Brian J Mingus wrote:
> Yep! And since this is not a democracy I wonder who at Ubuntu has authorized
> the demise of the REVU system? Isn't it part of Canonical's Ubuntu vision
> and hasn't at least one paid employee been asked to do it? Wasn't that
> person supervised by someone and did they drop the ball?

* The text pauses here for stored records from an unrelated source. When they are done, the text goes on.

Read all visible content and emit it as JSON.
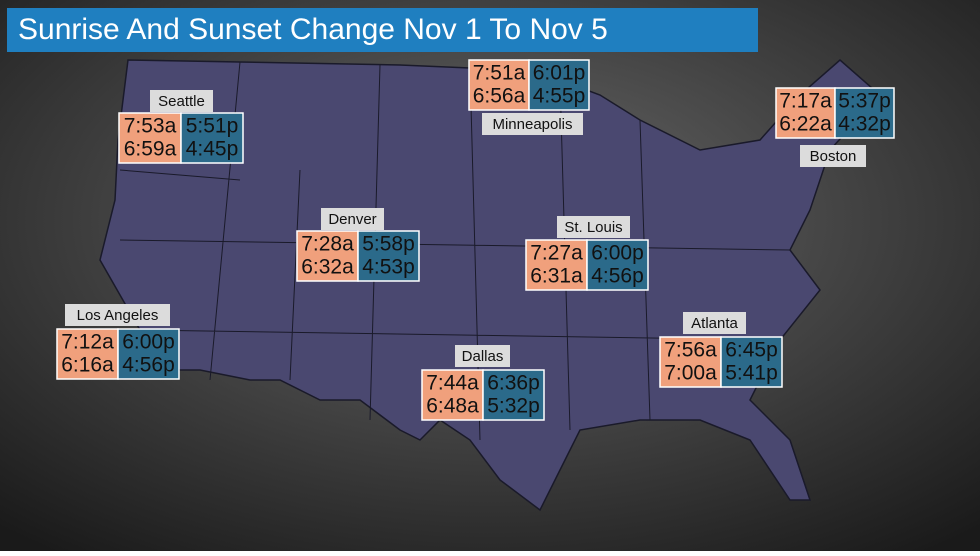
{
  "title": "Sunrise And Sunset Change Nov 1 To Nov 5",
  "cities": [
    {
      "name": "Seattle",
      "sunrise": [
        "7:53a",
        "6:59a"
      ],
      "sunset": [
        "5:51p",
        "4:45p"
      ]
    },
    {
      "name": "Minneapolis",
      "sunrise": [
        "7:51a",
        "6:56a"
      ],
      "sunset": [
        "6:01p",
        "4:55p"
      ]
    },
    {
      "name": "Boston",
      "sunrise": [
        "7:17a",
        "6:22a"
      ],
      "sunset": [
        "5:37p",
        "4:32p"
      ]
    },
    {
      "name": "Denver",
      "sunrise": [
        "7:28a",
        "6:32a"
      ],
      "sunset": [
        "5:58p",
        "4:53p"
      ]
    },
    {
      "name": "St. Louis",
      "sunrise": [
        "7:27a",
        "6:31a"
      ],
      "sunset": [
        "6:00p",
        "4:56p"
      ]
    },
    {
      "name": "Los Angeles",
      "sunrise": [
        "7:12a",
        "6:16a"
      ],
      "sunset": [
        "6:00p",
        "4:56p"
      ]
    },
    {
      "name": "Dallas",
      "sunrise": [
        "7:44a",
        "6:48a"
      ],
      "sunset": [
        "6:36p",
        "5:32p"
      ]
    },
    {
      "name": "Atlanta",
      "sunrise": [
        "7:56a",
        "7:00a"
      ],
      "sunset": [
        "6:45p",
        "5:41p"
      ]
    }
  ]
}
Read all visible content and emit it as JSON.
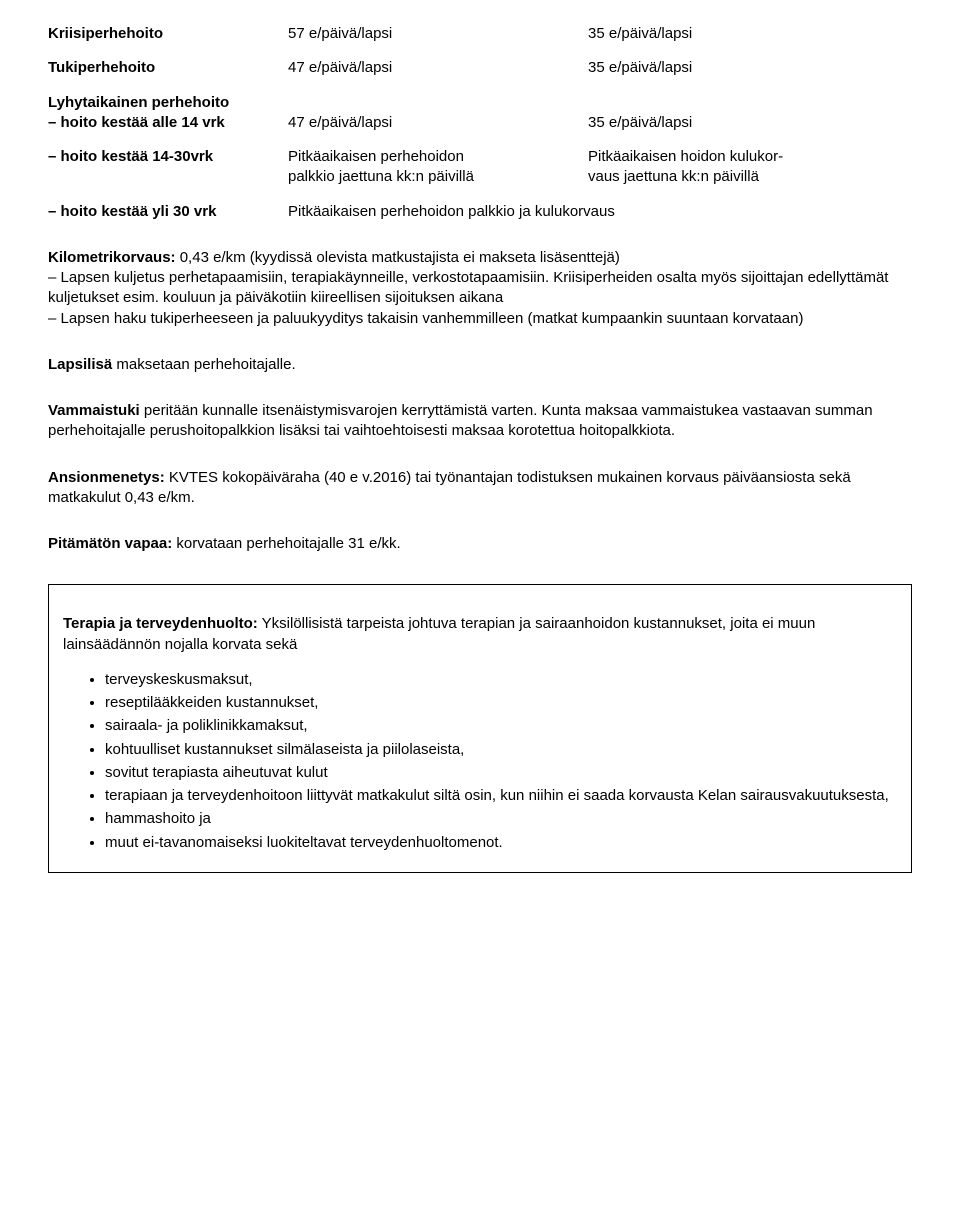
{
  "rates": {
    "kriisi": {
      "label": "Kriisiperhehoito",
      "c2": "57 e/päivä/lapsi",
      "c3": "35 e/päivä/lapsi"
    },
    "tuki": {
      "label": "Tukiperhehoito",
      "c2": "47 e/päivä/lapsi",
      "c3": "35 e/päivä/lapsi"
    },
    "lyhyt_h1": "Lyhytaikainen perhehoito",
    "lyhyt_r1": {
      "label": "– hoito kestää alle 14 vrk",
      "c2": "47 e/päivä/lapsi",
      "c3": "35 e/päivä/lapsi"
    },
    "lyhyt_r2": {
      "label": "– hoito kestää 14-30vrk",
      "c2a": "Pitkäaikaisen perhehoidon",
      "c2b": "palkkio jaettuna kk:n päivillä",
      "c3a": "Pitkäaikaisen hoidon kulukor-",
      "c3b": "vaus jaettuna kk:n päivillä"
    },
    "lyhyt_r3": {
      "label": "– hoito kestää yli 30 vrk",
      "c2": "Pitkäaikaisen perhehoidon palkkio ja kulukorvaus"
    }
  },
  "km": {
    "label": "Kilometrikorvaus:",
    "text1": " 0,43 e/km (kyydissä olevista matkustajista ei makseta lisäsenttejä)",
    "text2": "– Lapsen kuljetus perhetapaamisiin, terapiakäynneille, verkostotapaamisiin. Kriisiperheiden osalta myös sijoittajan edellyttämät kuljetukset esim. kouluun ja päiväkotiin kiireellisen sijoituksen aikana",
    "text3": "– Lapsen haku tukiperheeseen ja paluukyyditys takaisin vanhemmilleen (matkat kumpaankin suuntaan korvataan)"
  },
  "lapsilisa": {
    "label": "Lapsilisä",
    "text": " maksetaan perhehoitajalle."
  },
  "vammaistuki": {
    "label": "Vammaistuki",
    "text": " peritään kunnalle itsenäistymisvarojen kerryttämistä varten. Kunta maksaa vammaistukea vastaavan summan perhehoitajalle perushoitopalkkion lisäksi tai vaihtoehtoisesti maksaa korotettua hoitopalkkiota."
  },
  "ansiomenetys": {
    "label": "Ansionmenetys:",
    "text": " KVTES kokopäiväraha (40 e v.2016) tai työnantajan todistuksen mukainen korvaus päiväansiosta sekä matkakulut 0,43 e/km."
  },
  "pitamaton": {
    "label": "Pitämätön vapaa:",
    "text": " korvataan perhehoitajalle 31 e/kk."
  },
  "terapia": {
    "label": "Terapia ja terveydenhuolto:",
    "intro": " Yksilöllisistä tarpeista johtuva terapian ja sairaanhoidon kustannukset, joita ei muun lainsäädännön nojalla korvata sekä",
    "items": [
      "terveyskeskusmaksut,",
      "reseptilääkkeiden kustannukset,",
      "sairaala- ja poliklinikkamaksut,",
      "kohtuulliset kustannukset silmälaseista ja piilolaseista,",
      "sovitut terapiasta aiheutuvat kulut",
      "terapiaan ja terveydenhoitoon liittyvät matkakulut siltä osin, kun niihin ei saada korvausta Kelan sairausvakuutuksesta,",
      "hammashoito ja",
      "muut ei-tavanomaiseksi luokiteltavat terveydenhuoltomenot."
    ]
  }
}
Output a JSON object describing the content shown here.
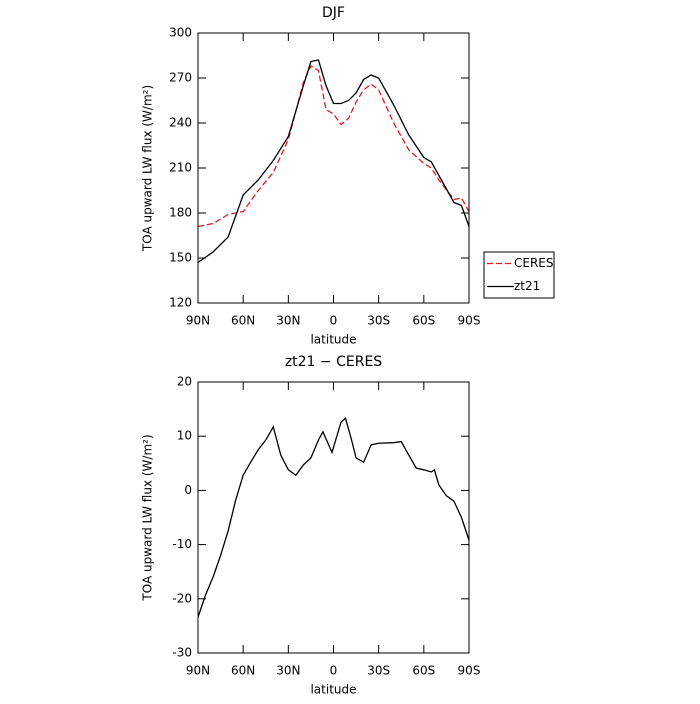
{
  "chart_data": [
    {
      "type": "line",
      "title": "DJF",
      "xlabel": "latitude",
      "ylabel": "TOA upward LW flux (W/m²)",
      "xlim": [
        90,
        -90
      ],
      "xticks": [
        {
          "value": 90,
          "label": "90N"
        },
        {
          "value": 60,
          "label": "60N"
        },
        {
          "value": 30,
          "label": "30N"
        },
        0,
        {
          "value": -30,
          "label": "30S"
        },
        {
          "value": -60,
          "label": "60S"
        },
        {
          "value": -90,
          "label": "90S"
        }
      ],
      "ylim": [
        120,
        300
      ],
      "yticks": [
        120,
        150,
        180,
        210,
        240,
        270,
        300
      ],
      "legend": "right",
      "x": [
        90,
        80,
        70,
        60,
        50,
        40,
        30,
        20,
        15,
        10,
        5,
        0,
        -5,
        -10,
        -15,
        -20,
        -25,
        -30,
        -40,
        -50,
        -60,
        -65,
        -70,
        -80,
        -85,
        -90
      ],
      "series": [
        {
          "name": "CERES",
          "color": "#e8191e",
          "linestyle": "dashed",
          "values": [
            171,
            173,
            179,
            181,
            195,
            207,
            229,
            267,
            278,
            275,
            249,
            246,
            239,
            243,
            254,
            262,
            266,
            262,
            240,
            222,
            213,
            210,
            202,
            189,
            190,
            181
          ]
        },
        {
          "name": "zt21",
          "color": "#000000",
          "linestyle": "solid",
          "values": [
            147,
            154,
            164,
            192,
            202,
            215,
            231,
            265,
            281,
            282,
            265,
            253,
            253,
            255,
            260,
            269,
            272,
            270,
            252,
            232,
            217,
            214,
            205,
            187,
            185,
            171
          ]
        }
      ]
    },
    {
      "type": "line",
      "title": "zt21 − CERES",
      "xlabel": "latitude",
      "ylabel": "TOA upward LW flux (W/m²)",
      "xlim": [
        90,
        -90
      ],
      "xticks": [
        {
          "value": 90,
          "label": "90N"
        },
        {
          "value": 60,
          "label": "60N"
        },
        {
          "value": 30,
          "label": "30N"
        },
        0,
        {
          "value": -30,
          "label": "30S"
        },
        {
          "value": -60,
          "label": "60S"
        },
        {
          "value": -90,
          "label": "90S"
        }
      ],
      "ylim": [
        -30,
        20
      ],
      "yticks": [
        -30,
        -20,
        -10,
        0,
        10,
        20
      ],
      "x": [
        90,
        85,
        80,
        75,
        70,
        65,
        60,
        55,
        50,
        45,
        40,
        35,
        30,
        25,
        20,
        15,
        10,
        7,
        1,
        -5,
        -8,
        -12,
        -15,
        -20,
        -25,
        -30,
        -40,
        -45,
        -50,
        -55,
        -60,
        -65,
        -67,
        -70,
        -75,
        -80,
        -85,
        -90
      ],
      "series": [
        {
          "name": "zt21 − CERES",
          "color": "#000000",
          "linestyle": "solid",
          "values": [
            -23.4,
            -19.3,
            -16,
            -12,
            -7.5,
            -1.8,
            2.8,
            5.2,
            7.5,
            9.3,
            11.7,
            6.5,
            3.8,
            2.8,
            4.7,
            6,
            9.3,
            10.8,
            7,
            12.6,
            13.3,
            9.3,
            6,
            5.2,
            8.4,
            8.7,
            8.8,
            9,
            6.5,
            4.1,
            3.8,
            3.4,
            3.8,
            1,
            -1,
            -2,
            -5,
            -9.2
          ]
        }
      ]
    }
  ]
}
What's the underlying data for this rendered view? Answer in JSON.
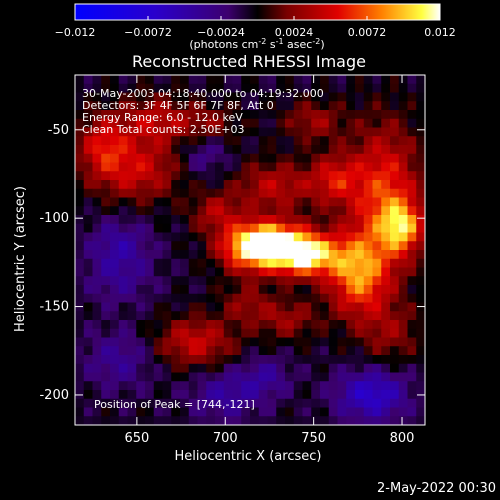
{
  "chart_data": {
    "type": "heatmap",
    "title": "Reconstructed RHESSI Image",
    "xlabel": "Heliocentric X (arcsec)",
    "ylabel": "Heliocentric Y (arcsec)",
    "xlim": [
      615,
      813
    ],
    "ylim": [
      -217,
      -19
    ],
    "x_ticks": [
      650,
      700,
      750,
      800
    ],
    "y_ticks": [
      -50,
      -100,
      -150,
      -200
    ],
    "colorbar": {
      "label_parts": [
        "(photons cm",
        "-2",
        " s",
        "-1",
        " asec",
        "-2",
        ")"
      ],
      "ticks": [
        -0.012,
        -0.0072,
        -0.0024,
        0.0024,
        0.0072,
        0.012
      ],
      "tick_labels": [
        "−0.012",
        "−0.0072",
        "−0.0024",
        "0.0024",
        "0.0072",
        "0.012"
      ],
      "range": [
        -0.012,
        0.012
      ],
      "colormap": "blue-purple-red-yellow-white"
    },
    "annotations": [
      "30-May-2003 04:18:40.000 to 04:19:32.000",
      "Detectors: 3F 4F 5F 6F 7F 8F, Att 0",
      "Energy Range: 6.0 - 12.0 keV",
      "Clean    Total counts: 2.50E+03"
    ],
    "peak_label": "Position of Peak = [744,-121]",
    "peak": {
      "x": 744,
      "y": -121
    },
    "sources": [
      {
        "x": 744,
        "y": -121,
        "sx": 14,
        "sy": 8,
        "amp": 0.0125
      },
      {
        "x": 714,
        "y": -117,
        "sx": 12,
        "sy": 9,
        "amp": 0.01
      },
      {
        "x": 729,
        "y": -112,
        "sx": 14,
        "sy": 8,
        "amp": 0.0075
      },
      {
        "x": 775,
        "y": -132,
        "sx": 12,
        "sy": 16,
        "amp": 0.0085
      },
      {
        "x": 790,
        "y": -88,
        "sx": 14,
        "sy": 28,
        "amp": 0.007
      },
      {
        "x": 762,
        "y": -78,
        "sx": 10,
        "sy": 10,
        "amp": 0.005
      },
      {
        "x": 800,
        "y": -105,
        "sx": 8,
        "sy": 10,
        "amp": 0.0075
      },
      {
        "x": 728,
        "y": -82,
        "sx": 16,
        "sy": 10,
        "amp": 0.0045
      },
      {
        "x": 695,
        "y": -97,
        "sx": 10,
        "sy": 8,
        "amp": 0.004
      },
      {
        "x": 650,
        "y": -73,
        "sx": 18,
        "sy": 12,
        "amp": 0.005
      },
      {
        "x": 660,
        "y": -45,
        "sx": 14,
        "sy": 10,
        "amp": 0.0045
      },
      {
        "x": 631,
        "y": -58,
        "sx": 10,
        "sy": 12,
        "amp": 0.005
      },
      {
        "x": 690,
        "y": -48,
        "sx": 12,
        "sy": 8,
        "amp": 0.0035
      },
      {
        "x": 750,
        "y": -45,
        "sx": 12,
        "sy": 8,
        "amp": 0.0035
      },
      {
        "x": 683,
        "y": -170,
        "sx": 16,
        "sy": 10,
        "amp": 0.005
      },
      {
        "x": 735,
        "y": -157,
        "sx": 12,
        "sy": 8,
        "amp": 0.0035
      },
      {
        "x": 793,
        "y": -165,
        "sx": 12,
        "sy": 12,
        "amp": 0.003
      },
      {
        "x": 712,
        "y": -148,
        "sx": 10,
        "sy": 8,
        "amp": 0.003
      },
      {
        "x": 640,
        "y": -115,
        "sx": 12,
        "sy": 10,
        "amp": -0.0035
      },
      {
        "x": 700,
        "y": -200,
        "sx": 14,
        "sy": 10,
        "amp": -0.0035
      },
      {
        "x": 783,
        "y": -200,
        "sx": 14,
        "sy": 10,
        "amp": -0.006
      },
      {
        "x": 640,
        "y": -180,
        "sx": 14,
        "sy": 12,
        "amp": -0.003
      },
      {
        "x": 688,
        "y": -62,
        "sx": 10,
        "sy": 10,
        "amp": -0.003
      },
      {
        "x": 723,
        "y": -190,
        "sx": 10,
        "sy": 8,
        "amp": -0.003
      },
      {
        "x": 640,
        "y": -135,
        "sx": 14,
        "sy": 10,
        "amp": -0.0025
      }
    ]
  },
  "footer_timestamp": "2-May-2022 00:30"
}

Not to point
> fingers I have no idea how those things work - I just think its an
> unfortunate thing.

    Nobody "authorised" the demise of the REVU system.  It was created
by volunteers to facilitate review of packages.  REVU has never been
overseen by Canonical, and I do not believe that any Canonical staff
have ever been assigned to ensure it goes smoothly (although I may be
mistaken).  REVU's infastructue is provided by UbuntuWire, as a result
of support from Department of Computer Science 4, Friedrich-Alexander
University, Erlangen-Nuremberg.

    The key consideration is that MOTU consists *entirely* of
volunteers.  Some of us happen to also be paid for other work they do
in open source or in Ubuntu, but nobody is paid to be MOTU.  So long
as MOTU remains the group that oversees REVU, REVU processing by MOTU
will only happen when individual MOTU are sufficiently interested in
processing that queue.

    As Eliot pointed out, one of the best ways to help keep this queue
in shape is to participate in the review of submitted packages.  As
Benjamin pointed out, working *also* with Debian is a great way to get
packages into Ubuntu.  If you'd like to help, please set to reviewing
and improving packages on REVU, and helping get them assigned a
maintainer and in Debian.  If you've questions along the way, please
join us in #ubuntu-motu on freenode: it's a rare time of day someone
won't be happy to help with any questions you have.